Just a lurker; I'm trying to follow along but I still don't get it.

Dakota Jack wrote:


You can tell me to use "create on demand" instead, but then I don't
need anything fancier than an IoC framework that lets me reconfigure
on the fly.

And, current IoC approaches provide me other important benefits:

* Multiple implementations can be used without the user having
 to know the implementation class name.


This is shared by IoC and HaD.

Not really. If you only have BarHotDeploy then you can only create one type of Bar, yes? I could have a different versions of Bar used in different contexts. BarDatabaseImpl, BarXmlImpl, whatever. A config file could match these up as needed.




* Don't need the artificial confusion of multiple instances of the
 same class name.


I am not sure what this is referring to, Craig.  You can do this or
not do it.  It is not necessary.

Except now I'm confused. So far the only benefits you seem to tout are hot-deploy and lack of configuration. But hot deploy will necessarily leave multiple version of BarImpl hanging around. Any old Foo objects will still be holding their old Bar reference. So if you don't restart the app you could have (n) versions of BarImpl hanging around logging what they log and doing what they do. Kind of confusing.

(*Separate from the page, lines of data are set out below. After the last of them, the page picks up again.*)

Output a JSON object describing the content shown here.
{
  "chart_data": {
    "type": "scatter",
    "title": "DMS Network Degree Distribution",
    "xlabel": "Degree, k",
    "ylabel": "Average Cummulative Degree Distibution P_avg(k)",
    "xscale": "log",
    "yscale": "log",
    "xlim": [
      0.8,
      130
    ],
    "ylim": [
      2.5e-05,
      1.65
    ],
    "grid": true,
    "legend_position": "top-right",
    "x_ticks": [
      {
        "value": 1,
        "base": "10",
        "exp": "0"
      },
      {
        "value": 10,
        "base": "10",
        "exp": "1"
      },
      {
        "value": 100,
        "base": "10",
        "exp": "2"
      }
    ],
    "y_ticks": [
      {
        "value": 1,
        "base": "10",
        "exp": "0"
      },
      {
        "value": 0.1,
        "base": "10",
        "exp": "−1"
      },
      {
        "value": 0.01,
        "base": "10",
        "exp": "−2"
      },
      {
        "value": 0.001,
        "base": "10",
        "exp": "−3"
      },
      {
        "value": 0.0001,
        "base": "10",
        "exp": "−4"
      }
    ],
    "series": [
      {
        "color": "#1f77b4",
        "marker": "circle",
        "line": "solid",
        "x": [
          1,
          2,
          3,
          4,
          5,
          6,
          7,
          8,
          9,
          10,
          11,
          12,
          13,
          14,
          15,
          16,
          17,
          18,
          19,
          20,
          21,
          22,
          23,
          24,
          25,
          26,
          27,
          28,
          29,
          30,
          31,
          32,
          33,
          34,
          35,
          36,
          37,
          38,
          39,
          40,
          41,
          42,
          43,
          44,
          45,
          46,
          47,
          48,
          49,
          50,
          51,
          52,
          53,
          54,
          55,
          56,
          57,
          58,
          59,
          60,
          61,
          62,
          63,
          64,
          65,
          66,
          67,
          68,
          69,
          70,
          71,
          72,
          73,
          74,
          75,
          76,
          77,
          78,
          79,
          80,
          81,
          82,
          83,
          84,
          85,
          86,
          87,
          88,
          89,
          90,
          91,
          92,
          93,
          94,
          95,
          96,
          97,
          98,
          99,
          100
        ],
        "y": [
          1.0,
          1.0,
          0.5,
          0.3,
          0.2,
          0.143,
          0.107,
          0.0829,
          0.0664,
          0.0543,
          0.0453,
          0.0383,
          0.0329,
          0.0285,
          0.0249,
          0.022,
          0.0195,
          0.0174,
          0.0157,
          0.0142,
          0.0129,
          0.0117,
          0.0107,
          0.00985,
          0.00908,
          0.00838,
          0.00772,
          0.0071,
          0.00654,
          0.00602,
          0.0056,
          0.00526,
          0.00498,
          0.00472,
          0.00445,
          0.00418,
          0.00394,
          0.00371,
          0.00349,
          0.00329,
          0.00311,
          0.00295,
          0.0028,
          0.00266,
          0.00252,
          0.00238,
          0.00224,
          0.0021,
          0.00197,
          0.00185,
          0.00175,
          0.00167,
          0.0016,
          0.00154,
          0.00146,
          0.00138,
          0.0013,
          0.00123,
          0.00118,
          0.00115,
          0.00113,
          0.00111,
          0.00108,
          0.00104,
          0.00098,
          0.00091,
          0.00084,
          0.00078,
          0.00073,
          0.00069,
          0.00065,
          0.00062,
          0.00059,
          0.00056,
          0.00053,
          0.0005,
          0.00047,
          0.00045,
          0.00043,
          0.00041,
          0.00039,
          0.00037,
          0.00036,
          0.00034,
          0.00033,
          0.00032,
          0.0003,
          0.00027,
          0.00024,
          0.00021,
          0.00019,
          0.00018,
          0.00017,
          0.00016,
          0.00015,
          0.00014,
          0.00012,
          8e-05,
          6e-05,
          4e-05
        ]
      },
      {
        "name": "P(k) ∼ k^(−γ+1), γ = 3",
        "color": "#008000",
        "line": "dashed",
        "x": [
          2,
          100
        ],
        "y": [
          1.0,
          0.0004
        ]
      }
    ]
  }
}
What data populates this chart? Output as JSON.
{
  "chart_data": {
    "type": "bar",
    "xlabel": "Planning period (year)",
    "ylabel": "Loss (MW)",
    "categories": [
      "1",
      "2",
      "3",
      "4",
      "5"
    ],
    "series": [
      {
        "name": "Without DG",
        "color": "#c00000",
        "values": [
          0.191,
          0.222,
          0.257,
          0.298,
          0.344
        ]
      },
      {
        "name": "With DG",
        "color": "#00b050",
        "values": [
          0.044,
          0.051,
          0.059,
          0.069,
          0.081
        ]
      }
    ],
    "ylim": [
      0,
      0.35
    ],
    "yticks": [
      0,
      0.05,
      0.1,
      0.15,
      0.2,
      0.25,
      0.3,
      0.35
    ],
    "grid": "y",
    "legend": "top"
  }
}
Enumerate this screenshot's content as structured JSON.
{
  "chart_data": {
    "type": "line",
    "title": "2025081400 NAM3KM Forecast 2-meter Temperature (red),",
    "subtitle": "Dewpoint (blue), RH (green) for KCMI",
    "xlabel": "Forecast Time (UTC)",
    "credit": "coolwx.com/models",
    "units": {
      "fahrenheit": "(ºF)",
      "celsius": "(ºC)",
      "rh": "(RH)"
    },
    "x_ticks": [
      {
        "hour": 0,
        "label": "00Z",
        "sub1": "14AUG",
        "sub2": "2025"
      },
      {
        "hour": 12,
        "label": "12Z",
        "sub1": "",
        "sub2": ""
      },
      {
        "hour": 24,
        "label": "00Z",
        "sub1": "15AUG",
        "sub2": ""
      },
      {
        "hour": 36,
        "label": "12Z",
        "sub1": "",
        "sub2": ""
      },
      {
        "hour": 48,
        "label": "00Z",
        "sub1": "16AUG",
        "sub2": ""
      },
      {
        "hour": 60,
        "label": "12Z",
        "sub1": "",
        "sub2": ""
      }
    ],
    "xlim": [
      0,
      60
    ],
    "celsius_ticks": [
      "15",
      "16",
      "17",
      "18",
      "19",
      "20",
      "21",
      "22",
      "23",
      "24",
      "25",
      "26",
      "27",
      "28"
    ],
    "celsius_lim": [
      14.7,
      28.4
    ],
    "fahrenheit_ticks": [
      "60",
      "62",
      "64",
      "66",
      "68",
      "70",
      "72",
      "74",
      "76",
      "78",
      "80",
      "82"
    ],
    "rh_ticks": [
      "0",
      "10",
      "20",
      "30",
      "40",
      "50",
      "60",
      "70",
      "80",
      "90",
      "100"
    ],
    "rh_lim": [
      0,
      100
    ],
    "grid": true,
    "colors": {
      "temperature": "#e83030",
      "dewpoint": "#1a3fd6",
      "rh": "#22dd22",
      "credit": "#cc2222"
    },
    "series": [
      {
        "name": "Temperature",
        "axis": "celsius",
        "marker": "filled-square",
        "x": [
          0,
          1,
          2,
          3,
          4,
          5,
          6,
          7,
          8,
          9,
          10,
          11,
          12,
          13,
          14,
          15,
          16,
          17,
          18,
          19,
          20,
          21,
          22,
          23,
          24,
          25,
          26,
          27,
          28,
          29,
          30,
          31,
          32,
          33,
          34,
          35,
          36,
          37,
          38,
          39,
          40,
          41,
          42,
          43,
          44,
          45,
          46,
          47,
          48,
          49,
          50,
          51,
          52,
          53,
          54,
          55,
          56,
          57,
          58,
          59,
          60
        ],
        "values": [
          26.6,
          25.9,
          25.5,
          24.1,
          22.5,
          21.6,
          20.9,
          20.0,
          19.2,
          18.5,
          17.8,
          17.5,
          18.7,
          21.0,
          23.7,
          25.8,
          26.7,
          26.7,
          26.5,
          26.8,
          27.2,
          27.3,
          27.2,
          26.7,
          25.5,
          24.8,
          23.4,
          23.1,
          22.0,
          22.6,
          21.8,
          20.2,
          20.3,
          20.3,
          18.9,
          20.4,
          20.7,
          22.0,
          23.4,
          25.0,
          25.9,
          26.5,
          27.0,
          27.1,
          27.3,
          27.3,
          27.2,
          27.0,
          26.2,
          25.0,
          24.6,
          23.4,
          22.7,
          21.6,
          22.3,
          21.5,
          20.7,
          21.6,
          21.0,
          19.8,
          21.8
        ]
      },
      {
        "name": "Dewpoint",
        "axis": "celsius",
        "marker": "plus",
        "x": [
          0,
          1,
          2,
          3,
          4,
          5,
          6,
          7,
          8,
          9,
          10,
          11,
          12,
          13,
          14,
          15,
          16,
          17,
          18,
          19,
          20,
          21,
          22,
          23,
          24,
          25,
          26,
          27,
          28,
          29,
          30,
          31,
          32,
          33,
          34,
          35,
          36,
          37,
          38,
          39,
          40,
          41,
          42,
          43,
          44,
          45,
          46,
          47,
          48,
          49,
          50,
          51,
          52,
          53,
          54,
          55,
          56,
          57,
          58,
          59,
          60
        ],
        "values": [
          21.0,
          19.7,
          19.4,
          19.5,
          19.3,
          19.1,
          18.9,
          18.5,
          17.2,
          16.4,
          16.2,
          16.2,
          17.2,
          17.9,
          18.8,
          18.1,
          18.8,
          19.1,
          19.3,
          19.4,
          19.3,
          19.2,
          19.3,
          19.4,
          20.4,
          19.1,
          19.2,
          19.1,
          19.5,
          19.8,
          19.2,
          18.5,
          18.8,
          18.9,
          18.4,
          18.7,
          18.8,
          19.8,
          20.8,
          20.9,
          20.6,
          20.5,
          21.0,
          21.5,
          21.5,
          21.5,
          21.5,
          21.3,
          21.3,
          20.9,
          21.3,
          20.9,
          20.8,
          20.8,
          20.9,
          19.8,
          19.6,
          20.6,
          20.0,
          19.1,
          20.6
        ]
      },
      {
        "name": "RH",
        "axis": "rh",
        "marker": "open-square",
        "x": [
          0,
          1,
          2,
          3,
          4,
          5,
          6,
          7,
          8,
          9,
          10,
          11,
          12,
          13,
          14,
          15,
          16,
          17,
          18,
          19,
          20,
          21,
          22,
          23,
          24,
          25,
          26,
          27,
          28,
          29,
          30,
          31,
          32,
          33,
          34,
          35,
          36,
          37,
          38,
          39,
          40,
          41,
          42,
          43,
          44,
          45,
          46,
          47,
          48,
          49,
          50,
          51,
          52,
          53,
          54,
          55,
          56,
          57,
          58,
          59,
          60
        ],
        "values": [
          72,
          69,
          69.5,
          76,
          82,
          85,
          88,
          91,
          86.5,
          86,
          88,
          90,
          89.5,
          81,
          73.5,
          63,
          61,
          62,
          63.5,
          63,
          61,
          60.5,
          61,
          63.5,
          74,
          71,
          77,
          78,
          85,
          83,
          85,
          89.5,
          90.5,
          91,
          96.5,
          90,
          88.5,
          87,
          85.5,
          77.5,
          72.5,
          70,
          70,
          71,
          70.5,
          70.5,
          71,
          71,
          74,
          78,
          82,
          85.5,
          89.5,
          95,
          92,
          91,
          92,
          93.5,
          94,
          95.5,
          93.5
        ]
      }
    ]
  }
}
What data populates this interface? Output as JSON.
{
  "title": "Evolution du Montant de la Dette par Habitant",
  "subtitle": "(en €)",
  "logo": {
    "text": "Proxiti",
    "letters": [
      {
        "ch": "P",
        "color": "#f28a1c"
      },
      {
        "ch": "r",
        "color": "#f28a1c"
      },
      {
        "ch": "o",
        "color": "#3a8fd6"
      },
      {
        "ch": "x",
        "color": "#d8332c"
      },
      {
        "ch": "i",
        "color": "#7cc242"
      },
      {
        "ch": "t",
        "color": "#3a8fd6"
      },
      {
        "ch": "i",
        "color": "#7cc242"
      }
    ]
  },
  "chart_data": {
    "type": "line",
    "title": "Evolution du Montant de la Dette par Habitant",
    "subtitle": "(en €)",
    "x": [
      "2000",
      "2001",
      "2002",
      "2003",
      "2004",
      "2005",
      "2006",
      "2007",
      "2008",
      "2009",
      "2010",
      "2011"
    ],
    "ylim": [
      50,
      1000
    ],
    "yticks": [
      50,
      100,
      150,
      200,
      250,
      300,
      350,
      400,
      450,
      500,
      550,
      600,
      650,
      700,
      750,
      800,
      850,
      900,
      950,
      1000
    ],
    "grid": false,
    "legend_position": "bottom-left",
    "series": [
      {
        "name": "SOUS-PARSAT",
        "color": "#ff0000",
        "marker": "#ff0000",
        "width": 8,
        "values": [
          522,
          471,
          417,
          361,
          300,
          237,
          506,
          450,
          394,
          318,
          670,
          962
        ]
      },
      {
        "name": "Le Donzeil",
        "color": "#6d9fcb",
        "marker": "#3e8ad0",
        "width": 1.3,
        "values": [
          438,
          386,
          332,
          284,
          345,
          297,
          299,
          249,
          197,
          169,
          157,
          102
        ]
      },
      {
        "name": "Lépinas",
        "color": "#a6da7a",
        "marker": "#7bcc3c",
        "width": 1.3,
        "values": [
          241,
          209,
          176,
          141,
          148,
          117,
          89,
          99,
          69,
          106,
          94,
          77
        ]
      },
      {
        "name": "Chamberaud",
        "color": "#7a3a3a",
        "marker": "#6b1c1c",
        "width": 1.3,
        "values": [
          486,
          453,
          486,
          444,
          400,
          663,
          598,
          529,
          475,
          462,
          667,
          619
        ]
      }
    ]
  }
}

With the use of dynamic proxies you could mitigate this since you could create a proxy that would forward calls on to whatever real current object exists. Then all Foo has is a Bar dynamic proxy implementation.

I'm still not sure that hot-deploy on a single class basis has any lasting value, though.



For those reasons alone, I'm satisfied sticking with current IoC
approaches, and have sort of lost interest in pursuing this any
further.


I just thought I would address these and leave it up to you whether or
not your interest was rekindled by these considerations, given
especially that you said "sort of".  ;-)

Thanks again for the conversation.  Interesting.


From my perspective, I kept hoping it was something deeper, but (no insult intended at all) it just kept seeming like someone figured out how to marry the factory pattern with a classloader. Much more interesting classloader magic has been done in the Eclipse internals, for example.